Le Grand Tana  tient le record en termes de nombres de cas et de décès par rapport aux autres foyers pesteux dans les cinq districts  les plus victimes, enregistrant plus d’une cinquantaine de cas. Pour Antananarivo et ses périphéries, 439 cas de peste, bubonique et pulmonaire, ont été notifiés depuis le 1er août, dont 31 décès. Donnant de plus amples informations, le ministère de la Santé, le Pr. Mamy Lalatiana Andriamanarivo  a fait savoir que, «Sur ces mortalités, seuls 7 sont survenus en milieu hospitalier, tandis que les restes, soit 24, dans les quartiers». Rendant ainsi difficile la maîtrise de la propagation de l’épidémie, surtout avec la réticence des familles des victimes contre l’application des mesures sur l’enterrement, qui doit être confié au Bureau municipal d’hygiène (BMH) et se faire dans une fosse en dehors du caveau familial. Pas plus tard qu’avant-hier, des cadavres pestiférés ont du être laissés depuis des heures dans quelques quartiers de la capitale faute d’accord avec les familles sur les procédures d’enterrement.

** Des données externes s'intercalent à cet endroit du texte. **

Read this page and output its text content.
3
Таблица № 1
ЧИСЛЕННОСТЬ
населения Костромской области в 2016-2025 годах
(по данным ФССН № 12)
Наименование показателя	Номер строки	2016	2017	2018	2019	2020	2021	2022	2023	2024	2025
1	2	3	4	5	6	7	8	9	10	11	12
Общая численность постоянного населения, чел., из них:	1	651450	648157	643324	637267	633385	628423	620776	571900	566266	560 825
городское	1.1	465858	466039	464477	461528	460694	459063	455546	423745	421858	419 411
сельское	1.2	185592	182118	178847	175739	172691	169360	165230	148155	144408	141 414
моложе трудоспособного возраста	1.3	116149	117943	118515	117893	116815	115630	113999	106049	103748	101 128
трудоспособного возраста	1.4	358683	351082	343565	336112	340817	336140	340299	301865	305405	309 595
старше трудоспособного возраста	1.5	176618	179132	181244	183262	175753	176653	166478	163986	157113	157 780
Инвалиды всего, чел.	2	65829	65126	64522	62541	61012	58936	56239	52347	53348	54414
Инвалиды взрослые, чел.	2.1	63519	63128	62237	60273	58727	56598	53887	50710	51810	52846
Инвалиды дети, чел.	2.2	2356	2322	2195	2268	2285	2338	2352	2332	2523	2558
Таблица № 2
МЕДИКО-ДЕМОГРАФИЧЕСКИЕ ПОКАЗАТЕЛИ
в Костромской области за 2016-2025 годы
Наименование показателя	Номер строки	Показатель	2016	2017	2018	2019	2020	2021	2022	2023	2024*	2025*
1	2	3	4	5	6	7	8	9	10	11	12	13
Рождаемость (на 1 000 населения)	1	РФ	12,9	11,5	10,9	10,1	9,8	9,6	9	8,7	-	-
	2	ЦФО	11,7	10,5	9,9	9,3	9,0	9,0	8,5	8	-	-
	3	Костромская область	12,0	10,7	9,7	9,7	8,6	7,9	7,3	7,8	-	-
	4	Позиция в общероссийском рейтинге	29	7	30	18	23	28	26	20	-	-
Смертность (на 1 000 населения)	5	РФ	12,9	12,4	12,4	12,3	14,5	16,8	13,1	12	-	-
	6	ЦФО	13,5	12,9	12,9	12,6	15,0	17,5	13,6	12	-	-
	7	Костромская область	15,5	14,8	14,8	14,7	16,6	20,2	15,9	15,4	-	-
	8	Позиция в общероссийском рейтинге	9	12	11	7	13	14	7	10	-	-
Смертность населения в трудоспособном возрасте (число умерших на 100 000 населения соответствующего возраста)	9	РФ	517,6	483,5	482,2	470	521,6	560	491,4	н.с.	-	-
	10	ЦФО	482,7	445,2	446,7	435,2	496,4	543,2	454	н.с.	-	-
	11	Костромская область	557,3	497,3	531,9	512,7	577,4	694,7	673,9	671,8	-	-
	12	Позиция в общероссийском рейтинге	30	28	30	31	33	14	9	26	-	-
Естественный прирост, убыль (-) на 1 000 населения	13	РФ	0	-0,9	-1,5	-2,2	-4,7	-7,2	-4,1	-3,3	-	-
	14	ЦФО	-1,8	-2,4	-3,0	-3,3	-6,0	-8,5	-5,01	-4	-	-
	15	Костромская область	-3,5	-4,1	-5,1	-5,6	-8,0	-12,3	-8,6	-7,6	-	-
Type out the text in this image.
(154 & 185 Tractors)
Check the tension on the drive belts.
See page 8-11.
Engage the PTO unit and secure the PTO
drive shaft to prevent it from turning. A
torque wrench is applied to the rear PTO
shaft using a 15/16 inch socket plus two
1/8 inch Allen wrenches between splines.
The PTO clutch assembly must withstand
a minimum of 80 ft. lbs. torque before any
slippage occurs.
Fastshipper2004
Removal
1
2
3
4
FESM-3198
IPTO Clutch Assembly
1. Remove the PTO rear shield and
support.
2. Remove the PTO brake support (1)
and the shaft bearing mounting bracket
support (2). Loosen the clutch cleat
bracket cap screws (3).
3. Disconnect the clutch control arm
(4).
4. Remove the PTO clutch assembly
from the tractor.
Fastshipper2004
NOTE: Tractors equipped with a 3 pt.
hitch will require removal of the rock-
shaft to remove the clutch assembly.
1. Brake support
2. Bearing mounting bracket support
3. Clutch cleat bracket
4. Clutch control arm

Essai sur des nouvelles techniques d’enterrement…

Les responsables et les PTF, dont la Croix-Rouge Malgache (CRM) et l’Organisation mondiale de la Santé (OMS), tentent de voir comment gérer la situation et d’éviter les fréquentes et parfois violentes confrontations entre les familles et les médecins. Des recherches sur la manière de traiter et sécuriser les dépouilles pestiférées pour qu’elles ne transmettent plus la bactérie et qu’elles puissent bénéficier d’une veillée funèbre et d’être enterrées dans le tombeau familial, est actuellement sur les rails. «L’objectif est de voir la possibilité de respecter les traditions malgaches. Et ce, après les résultats d’un essai technique qui va s’effectuer pendant quelques semaines», a expliqué le numéro un du ministère de la Santé.

La représentante de l’OMS,  Charlotte Ndiaye, qui vient de conclure l’accord de partenariat sur ce projet avec le SG de la Fédération internationale de la Croix-Rouge (FICR), hier à Andraharo, a pourtant indiqué que, «cette mesure ne s’applique pas aux cadavres déjà enterrés».